Sophie, 26, from Stockport, who has been classified as obese for around five years, also believes mental health is often the root cause, rather than not knowing the number of calories in a cake versus a piece of fruit. “Even if curing obesity were as simple as eating less and that’s it, it could take years to even get to an ‘overweight’ BMI,” she says. “It doesn’t happen overnight and you have no idea what point somebody is up to in their health journey just by looking at them.”
She adds: “I think the plans are nothing new. It’s the same spiel and adds to the age-old stereotype of obese people; they’re uneducated, lazy slobs who eat too many takeaways because they’re greedy. It points the finger at ‘fixing’ already obese people rather than preventing obesity. I also think it’s pretty rich when they just announced discounts at the likes of Pizza Hut.”
Will, 39, from Manchester, weighs 17 stone and is also technically classified by his doctor as obese, despite being healthier than many of his friends (he is a distance runner, drinks moderately and is a vegetarian). He thinks the new strategy is “born of the government wishing to be seen to be doing something rather than actually doing something”.
He says: “The way the Tories treat everything is as Libertarianism in a vacuum, the assumption that everyone’s lifestyle is fixable by making easy choices. This initiative seems to be part of a general move towards blaming individuals for collective failures and this particular attempt seems more ham-fisted than most.”
Marie, 42, from Loughborough, has been classified as obese by her doctor since the age of 10. As an adult – studying for a PhD in nutrition – she has been subject to fat-shaming by colleagues. “They said I was too fat to be taken seriously.” At her heaviest she was 32 stone, she is now a size 20-24 in clothing.
One of Marie’s problems with the “obesity” classification used by doctors is that it doesn’t leave room for nuance – just seeing people as “fat”. “What I find really hard is that when I was both sizes, the classification was the same. I lost 11 stone and thought it was an achievement until I visited my GP,” she says.
She says using terms like “battle against obesity” is dangerous territory as it can be misunderstood that you’re either on the “good or bad side”. Unlike the others, she thinks the strategy is good in principle but the devil will be in the detail. “The focus on weight loss alone is a little concerning, any improvement in health indicators and exercise is a positive step,” she explains.
Sophie says a better approach would be to incentivise shops and farmers to market and produce more whole foods such as grains, fruit and vegetables, to educate people on cooking and lower the price of ingredients. “A bag of carrots costs 52p at Asda as opposed to a king-size Pot Noodle for 70p. If you are poor and down to your last fiver, you’re going to pick what feels more like a meal regardless of health.”

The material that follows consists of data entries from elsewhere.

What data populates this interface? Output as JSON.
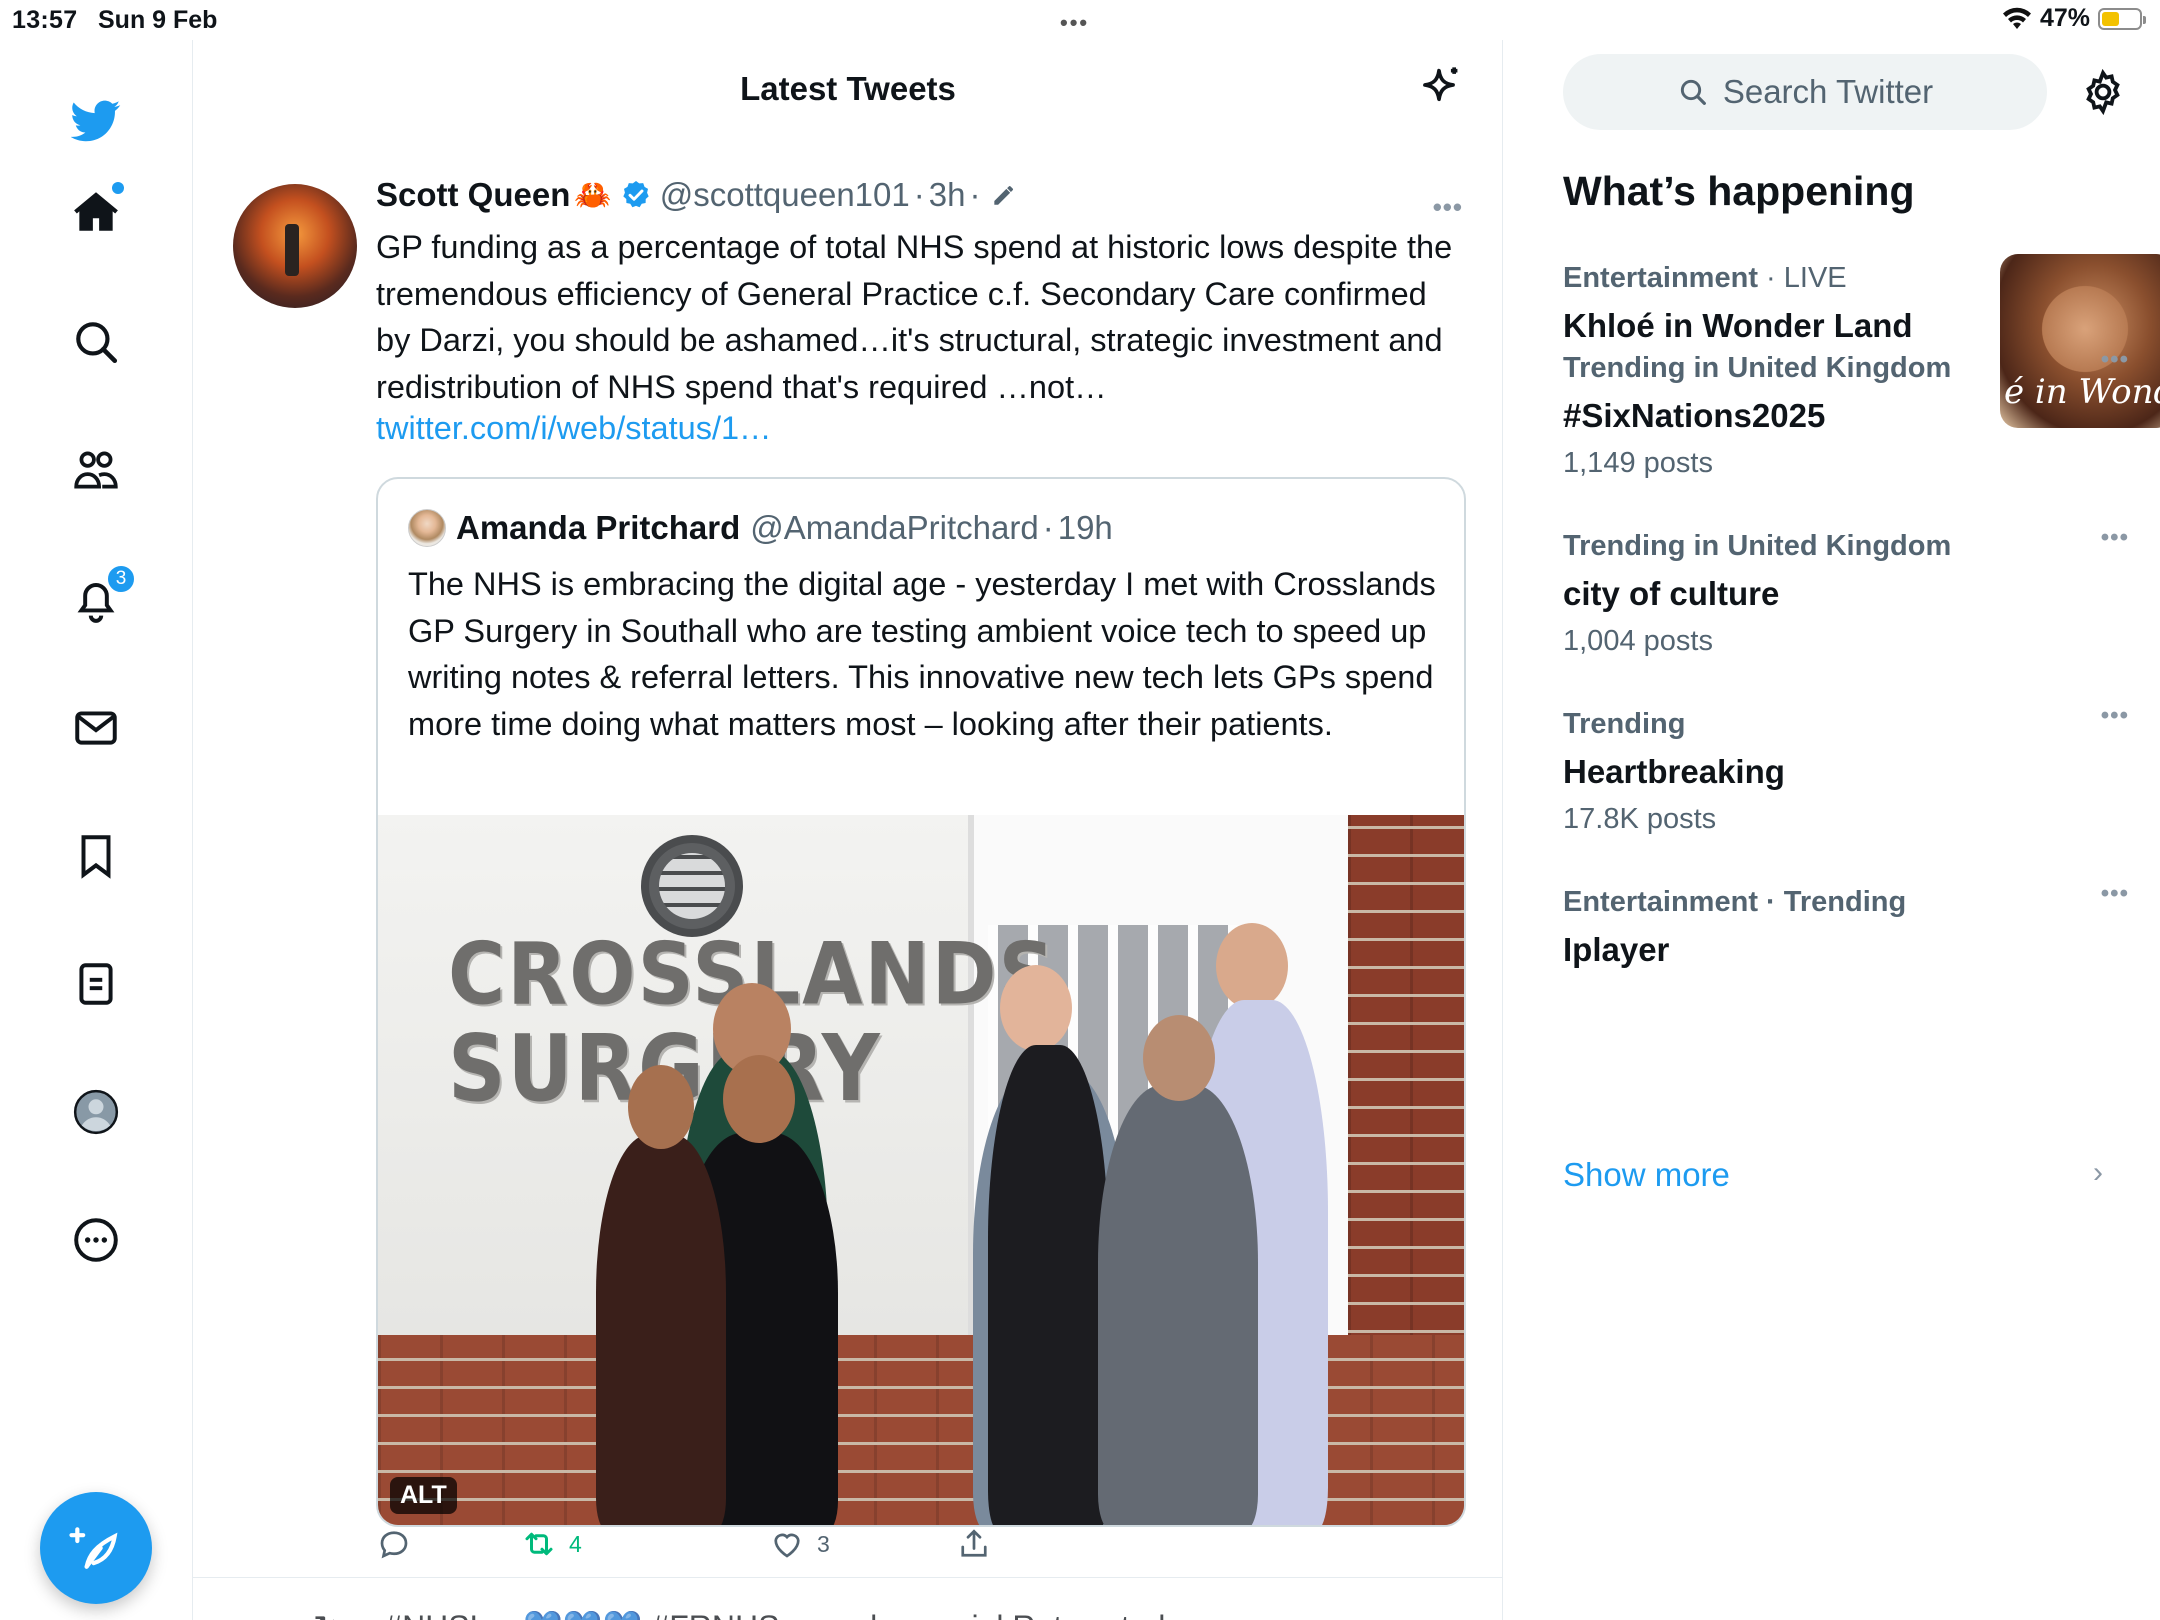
{
  "status_bar": {
    "time": "13:57",
    "date": "Sun 9 Feb",
    "battery": "47%",
    "battery_level": 0.47
  },
  "nav": {
    "notifications_badge": "3"
  },
  "header": {
    "title": "Latest Tweets"
  },
  "tweet": {
    "author_name": "Scott Queen",
    "author_emoji": "🦀",
    "handle": "@scottqueen101",
    "sep1": "·",
    "time": "3h",
    "sep2": "·",
    "text": "GP funding as a percentage of total NHS spend at historic lows despite the tremendous efficiency of General Practice c.f. Secondary Care confirmed by Darzi, you should be ashamed…it's structural, strategic investment and redistribution of NHS spend that's required …not…",
    "link": "twitter.com/i/web/status/1…",
    "quote": {
      "author_name": "Amanda Pritchard",
      "handle": "@AmandaPritchard",
      "sep": "·",
      "time": "19h",
      "text": "The NHS is embracing the digital age - yesterday I met with Crosslands GP Surgery in Southall who are testing ambient voice tech to speed up writing notes & referral letters. This innovative new tech lets GPs spend more time doing what matters most – looking after their patients.",
      "photo_sign_line1": "CROSSLANDS",
      "photo_sign_line2": "SURGERY",
      "alt_label": "ALT"
    },
    "actions": {
      "replies": "",
      "retweets": "4",
      "likes": "3"
    }
  },
  "next_tweet_peek": "↻ ... #NHSL... 💙💙💙 #FRNHS ... and ... social Retweeted",
  "sidebar": {
    "search_placeholder": "Search Twitter",
    "section_title": "What’s happening",
    "featured": {
      "category": "Entertainment",
      "sep": "·",
      "status": "LIVE",
      "name": "Khloé in Wonder Land",
      "thumb_text": "é in Wonder l"
    },
    "trends": [
      {
        "category": "Trending in United Kingdom",
        "name": "#SixNations2025",
        "count": "1,149 posts"
      },
      {
        "category": "Trending in United Kingdom",
        "name": "city of culture",
        "count": "1,004 posts"
      },
      {
        "category": "Trending",
        "name": "Heartbreaking",
        "count": "17.8K posts"
      },
      {
        "category": "Entertainment · Trending",
        "name": "Iplayer",
        "count": ""
      }
    ],
    "show_more": "Show more"
  },
  "colors": {
    "accent": "#1d9bf0",
    "retweet_green": "#00ba7c",
    "muted": "#536471",
    "battery_yellow": "#f3c200"
  }
}
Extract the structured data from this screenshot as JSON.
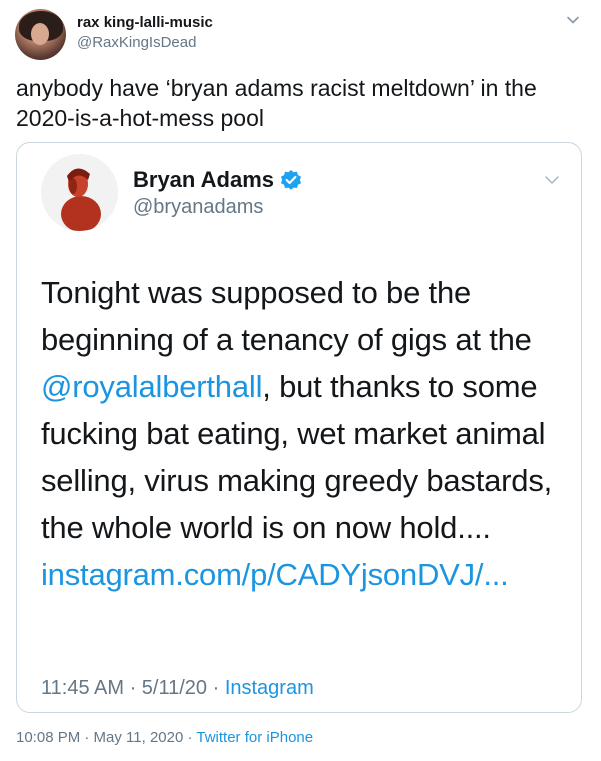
{
  "tweet": {
    "author_name": "rax king-lalli-music",
    "author_handle": "@RaxKingIsDead",
    "text": "anybody have ‘bryan adams racist meltdown’ in the 2020-is-a-hot-mess pool",
    "timestamp": "10:08 PM · May 11, 2020 · ",
    "source": "Twitter for iPhone"
  },
  "quote": {
    "author_name": "Bryan Adams",
    "author_handle": "@bryanadams",
    "text_1": "Tonight was supposed to be the beginning of a tenancy of gigs at the ",
    "mention": "@royalalberthall",
    "text_2": ", but thanks to some fucking bat eating, wet market animal selling, virus making greedy bastards, the whole world is on now hold.... ",
    "link": "instagram.com/p/CADYjsonDVJ/...",
    "timestamp": "11:45 AM · 5/11/20 · ",
    "source": "Instagram"
  },
  "icons": {
    "caret": "chevron-down-icon",
    "verified": "verified-badge-icon"
  },
  "colors": {
    "link": "#1b95e0",
    "secondary_text": "#657786",
    "border": "#ccd6dd",
    "verified": "#1da1f2"
  }
}
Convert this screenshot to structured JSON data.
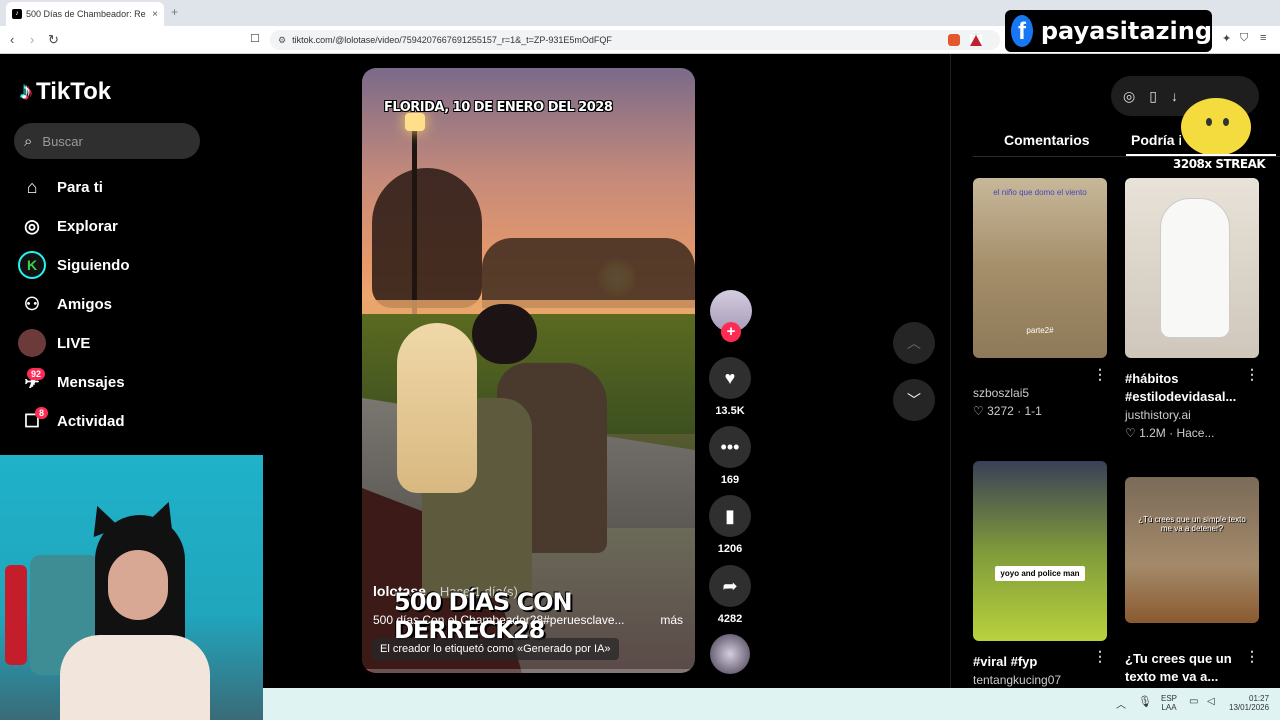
{
  "browser": {
    "tab_title": "500 Días de Chambeador: Re",
    "tab_close": "×",
    "new_tab": "+",
    "url": "tiktok.com/@lolotase/video/7594207667691255157_r=1&_t=ZP-931E5mOdFQF"
  },
  "overlay": {
    "fb_logo": "f",
    "fb_name": "payasitazing",
    "streak": "3208x STREAK"
  },
  "sidebar": {
    "logo": "TikTok",
    "search_placeholder": "Buscar",
    "items": [
      {
        "label": "Para ti",
        "icon": "home-icon"
      },
      {
        "label": "Explorar",
        "icon": "compass-icon"
      },
      {
        "label": "Siguiendo",
        "icon": "following-icon"
      },
      {
        "label": "Amigos",
        "icon": "friends-icon"
      },
      {
        "label": "LIVE",
        "icon": "live-icon"
      },
      {
        "label": "Mensajes",
        "icon": "messages-icon",
        "badge": "92"
      },
      {
        "label": "Actividad",
        "icon": "activity-icon",
        "badge": "8"
      }
    ]
  },
  "video": {
    "date_caption": "FLORIDA, 10 DE ENERO DEL 2028",
    "author": "lolotase",
    "time_ago": "· Hace 1 día(s)",
    "overlay_title": "500 DÍAS CON DERRECK28",
    "description": "500 días Con el Chambeador28#peruesclave...",
    "more": "más",
    "ai_label": "El creador lo etiquetó como «Generado por IA»",
    "progress": 0.02
  },
  "actions": {
    "likes": "13.5K",
    "comments": "169",
    "saves": "1206",
    "shares": "4282",
    "follow_plus": "+"
  },
  "right_panel": {
    "tabs": [
      "Comentarios",
      "Podría interesarte"
    ],
    "cards": [
      {
        "thumb_text": "el niño que domo el viento",
        "thumb_text2": "parte2#",
        "title": "",
        "author": "szboszlai5",
        "likes": "3272",
        "meta": "1-1"
      },
      {
        "thumb_text": "",
        "title": "#hábitos #estilodevidasal...",
        "author": "justhistory.ai",
        "likes": "1.2M",
        "meta": "Hace..."
      },
      {
        "thumb_text": "yoyo and police man",
        "title": "#viral #fyp",
        "author": "tentangkucing07",
        "likes": "",
        "meta": ""
      },
      {
        "thumb_text": "¿Tú crees que un simple texto me va a detener?",
        "title": "¿Tu crees que un texto me va a...",
        "author": "",
        "likes": "",
        "meta": ""
      }
    ]
  },
  "taskbar": {
    "lang": "ESP",
    "lang2": "LAA",
    "time": "01:27",
    "date": "13/01/2026"
  },
  "colors": {
    "accent": "#fe2c55",
    "fb_blue": "#1877f2"
  }
}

Marie says it would also be beneficial to address social issues that contribute to obesity, not just trying to get people to eat less. “Unless someone is shown how to do this, and fit it into a busy lifestyle, this is a useless response,” she says. “Education and the psychology of eating all play a key part. Additionally, social considerations such as the increase in food banks and deprivation cannot be ignored. What seems to be missed is that obesity is not just about overeating, it’s also a sign in some cases of malnutrition.”